Dengan begitu, pasokan daging sapi tidak lagi bergantung pada impor. “Kami mendorong peternak untuk memanfaatkan KUPS ini agar swasembada daging sapi pada 2014 nanti bisa tercapai,” ujar Menteri Pertanian Suswono, akhir pekan lalu.
Tahun lalu, Kementan telah mengucurkan KUPS sebesar Rp 900 miliar. Rencananya, tahun ini, kredit yang digelontorkan bakal mencapai Rp 2 triliun. Dana itu diberikan dalam bentuk subsidi bunga bagi peternak.
Kementan menggandeng sejumlah bank umum dan bank pembangunan daerah dalam penyaluran KUPS. Yakni, BRI, Bank Jatim, Bank DIY, dan Bank Jateng. Saat ini, Kementan sedang memproses kerjasama dengan enam bank lainnya, yaitu Bank BNI, Bank Mandiri, Bank Bukopin, Bank Sumut, Bank Syariah Mandiri, dan Bank Nagari Sumbar.
Data Direktorat Jenderal Peternakan Kementan menunjukkan, jumlah sapi potong di negara kita tahun lalu sebanyak 11 juta ekor. Padahal kebutuhan daging sapi per tahun mencapai 13 juta ekor. Populasi sapi ini diperkirakan terus merosot seiring dengan hambatan yang dialami peternak dalam pembibitan.
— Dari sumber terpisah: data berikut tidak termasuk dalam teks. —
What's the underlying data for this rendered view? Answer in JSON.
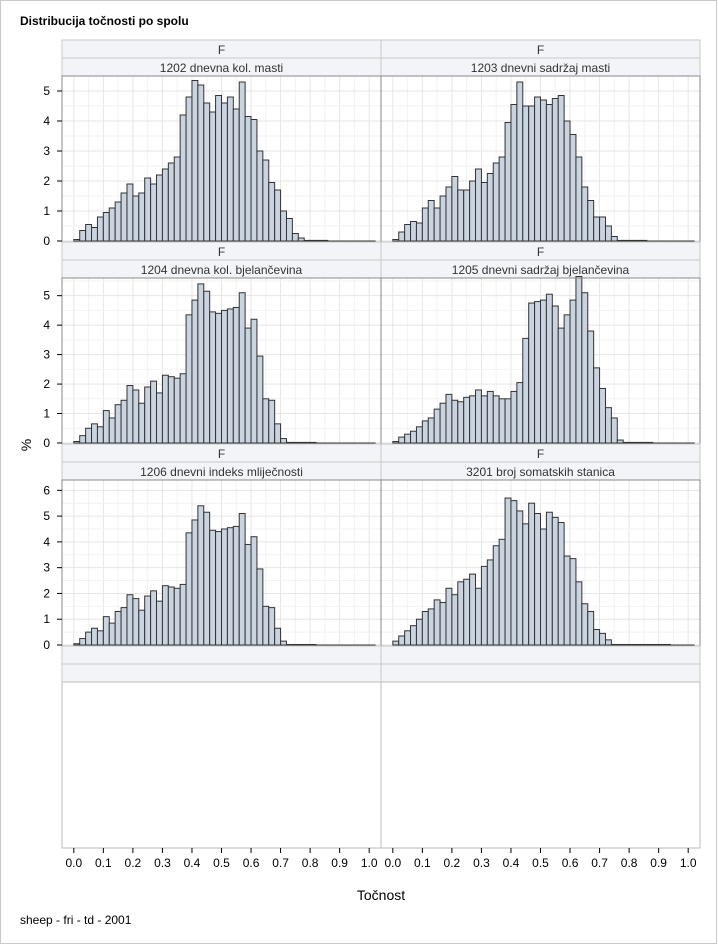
{
  "title": "Distribucija točnosti po spolu",
  "footnote": "sheep - fri - td - 2001",
  "chart_data": {
    "type": "bar",
    "subtype": "histogram-panel",
    "xlabel": "Točnost",
    "ylabel": "%",
    "xlim": [
      -0.04,
      1.04
    ],
    "xticks": [
      "0.0",
      "0.1",
      "0.2",
      "0.3",
      "0.4",
      "0.5",
      "0.6",
      "0.7",
      "0.8",
      "0.9",
      "1.0"
    ],
    "bin_width": 0.02,
    "bin_start": 0.0,
    "grid": true,
    "bar_fill": "#cad4e1",
    "bar_stroke": "#333333",
    "grid_color": "#e6e6e6",
    "header_fill": "#f2f4f8",
    "empty_row_headers": 2,
    "rows": [
      {
        "ylim": [
          0,
          5.5
        ],
        "yticks": [
          0,
          1,
          2,
          3,
          4,
          5
        ],
        "panels": [
          {
            "header1": "F",
            "header2": "1202 dnevna kol. masti",
            "values": [
              0.05,
              0.35,
              0.55,
              0.45,
              0.8,
              0.95,
              1.1,
              1.3,
              1.6,
              1.9,
              1.5,
              1.6,
              2.1,
              1.9,
              2.2,
              2.4,
              2.6,
              2.8,
              4.2,
              4.8,
              5.35,
              5.2,
              4.6,
              4.3,
              4.85,
              4.6,
              4.8,
              4.4,
              5.3,
              4.15,
              4.05,
              3.0,
              2.7,
              1.95,
              1.7,
              1.0,
              0.75,
              0.25,
              0.1,
              0.02,
              0.02,
              0.02,
              0.02,
              0.0,
              0.0,
              0.0,
              0.0,
              0.0,
              0.0,
              0.0,
              0.0
            ]
          },
          {
            "header1": "F",
            "header2": "1203 dnevni sadržaj masti",
            "values": [
              0.05,
              0.3,
              0.55,
              0.65,
              0.6,
              1.1,
              1.35,
              1.1,
              1.5,
              1.8,
              2.15,
              1.7,
              1.7,
              2.0,
              2.4,
              1.95,
              2.25,
              2.6,
              2.8,
              3.95,
              4.55,
              5.3,
              4.5,
              4.5,
              4.8,
              4.7,
              4.55,
              4.75,
              4.85,
              4.0,
              3.55,
              2.8,
              1.8,
              1.35,
              0.8,
              0.8,
              0.5,
              0.15,
              0.02,
              0.02,
              0.02,
              0.02,
              0.02,
              0.0,
              0.0,
              0.0,
              0.0,
              0.0,
              0.0,
              0.0,
              0.0
            ]
          }
        ]
      },
      {
        "ylim": [
          0,
          5.6
        ],
        "yticks": [
          0,
          1,
          2,
          3,
          4,
          5
        ],
        "panels": [
          {
            "header1": "F",
            "header2": "1204 dnevna kol. bjelančevina",
            "values": [
              0.05,
              0.25,
              0.5,
              0.65,
              0.55,
              1.1,
              0.85,
              1.3,
              1.45,
              1.95,
              1.8,
              1.35,
              1.9,
              2.1,
              1.7,
              2.3,
              2.25,
              2.2,
              2.35,
              4.35,
              4.85,
              5.4,
              5.15,
              4.45,
              4.4,
              4.5,
              4.55,
              4.6,
              5.1,
              3.9,
              4.2,
              2.95,
              1.5,
              1.45,
              0.65,
              0.15,
              0.02,
              0.02,
              0.02,
              0.02,
              0.02,
              0.0,
              0.0,
              0.0,
              0.0,
              0.0,
              0.0,
              0.0,
              0.0,
              0.0,
              0.0
            ]
          },
          {
            "header1": "F",
            "header2": "1205 dnevni sadržaj bjelančevina",
            "values": [
              0.05,
              0.2,
              0.3,
              0.4,
              0.55,
              0.75,
              0.85,
              1.15,
              1.35,
              1.65,
              1.45,
              1.4,
              1.55,
              1.6,
              1.8,
              1.6,
              1.75,
              1.6,
              1.5,
              1.5,
              1.75,
              2.05,
              3.55,
              4.75,
              4.8,
              4.85,
              5.05,
              4.65,
              3.9,
              4.35,
              4.85,
              5.65,
              5.1,
              3.8,
              2.55,
              1.85,
              1.2,
              0.85,
              0.1,
              0.02,
              0.02,
              0.02,
              0.02,
              0.02,
              0.0,
              0.0,
              0.0,
              0.0,
              0.0,
              0.0,
              0.0
            ]
          }
        ]
      },
      {
        "ylim": [
          0,
          6.4
        ],
        "yticks": [
          0,
          1,
          2,
          3,
          4,
          5,
          6
        ],
        "panels": [
          {
            "header1": "F",
            "header2": "1206 dnevni indeks mliječnosti",
            "values": [
              0.05,
              0.25,
              0.5,
              0.65,
              0.55,
              1.1,
              0.85,
              1.3,
              1.45,
              1.95,
              1.8,
              1.35,
              1.9,
              2.1,
              1.7,
              2.3,
              2.25,
              2.2,
              2.35,
              4.35,
              4.85,
              5.4,
              5.15,
              4.45,
              4.4,
              4.5,
              4.55,
              4.6,
              5.1,
              3.9,
              4.2,
              2.95,
              1.5,
              1.45,
              0.65,
              0.15,
              0.02,
              0.02,
              0.02,
              0.02,
              0.02,
              0.0,
              0.0,
              0.0,
              0.0,
              0.0,
              0.0,
              0.0,
              0.0,
              0.0,
              0.0
            ]
          },
          {
            "header1": "F",
            "header2": "3201 broj somatskih stanica",
            "values": [
              0.15,
              0.35,
              0.55,
              0.75,
              1.0,
              1.3,
              1.4,
              1.75,
              1.65,
              2.2,
              1.95,
              2.45,
              2.55,
              2.75,
              2.2,
              3.05,
              3.3,
              3.85,
              4.1,
              5.7,
              5.6,
              5.2,
              4.7,
              5.5,
              5.1,
              4.5,
              5.15,
              4.95,
              4.75,
              3.45,
              3.35,
              2.45,
              1.6,
              1.3,
              0.6,
              0.45,
              0.2,
              0.02,
              0.02,
              0.02,
              0.02,
              0.02,
              0.02,
              0.02,
              0.02,
              0.02,
              0.02,
              0.0,
              0.0,
              0.0,
              0.0
            ]
          }
        ]
      }
    ]
  }
}
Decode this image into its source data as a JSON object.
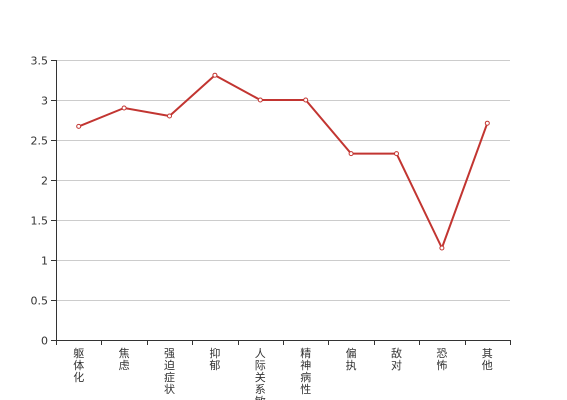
{
  "chart_data": {
    "type": "line",
    "categories": [
      "躯体化",
      "焦虑",
      "强迫症状",
      "抑郁",
      "人际关系敏感",
      "精神病性",
      "偏执",
      "敌对",
      "恐怖",
      "其他"
    ],
    "series": [
      {
        "values": [
          2.67,
          2.9,
          2.8,
          3.31,
          3.0,
          3.0,
          2.33,
          2.33,
          1.15,
          2.71
        ],
        "color": "#c23531"
      }
    ],
    "ylim": [
      0,
      3.5
    ],
    "yticks": [
      "0",
      "0.5",
      "1",
      "1.5",
      "2",
      "2.5",
      "3",
      "3.5"
    ],
    "grid": true,
    "xlabel": "",
    "ylabel": "",
    "title": ""
  }
}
Tak heran, negara kita terpaksa mengimpor. Bahkan sejak 2007 lalu, impor daging sapi lebih dari 30% kebutuhan daging sapi di dalam negeri, dan tren ini terus menunjukkan peningkatan. Tahun lalu saja, kebutuhan daging sapi di dalam negeri mencapai 393.610 ton. Sedang kan pasokan yang disanggupi peternak lokal hanya 250.810 ton.
Konsultan yang ikut dalam Program KUPS Deddy Edward Tanjung optimistis, penyaluran kredit itu bisa mengurangi ketergantungan impor daging dan menggerakkan pembibitan sapi di dalam negeri. “Saya melihat, usaha pemerintah ini serius dan bisa mencapai target swasembada daging sapi pada 2014 mendatang,” katanya.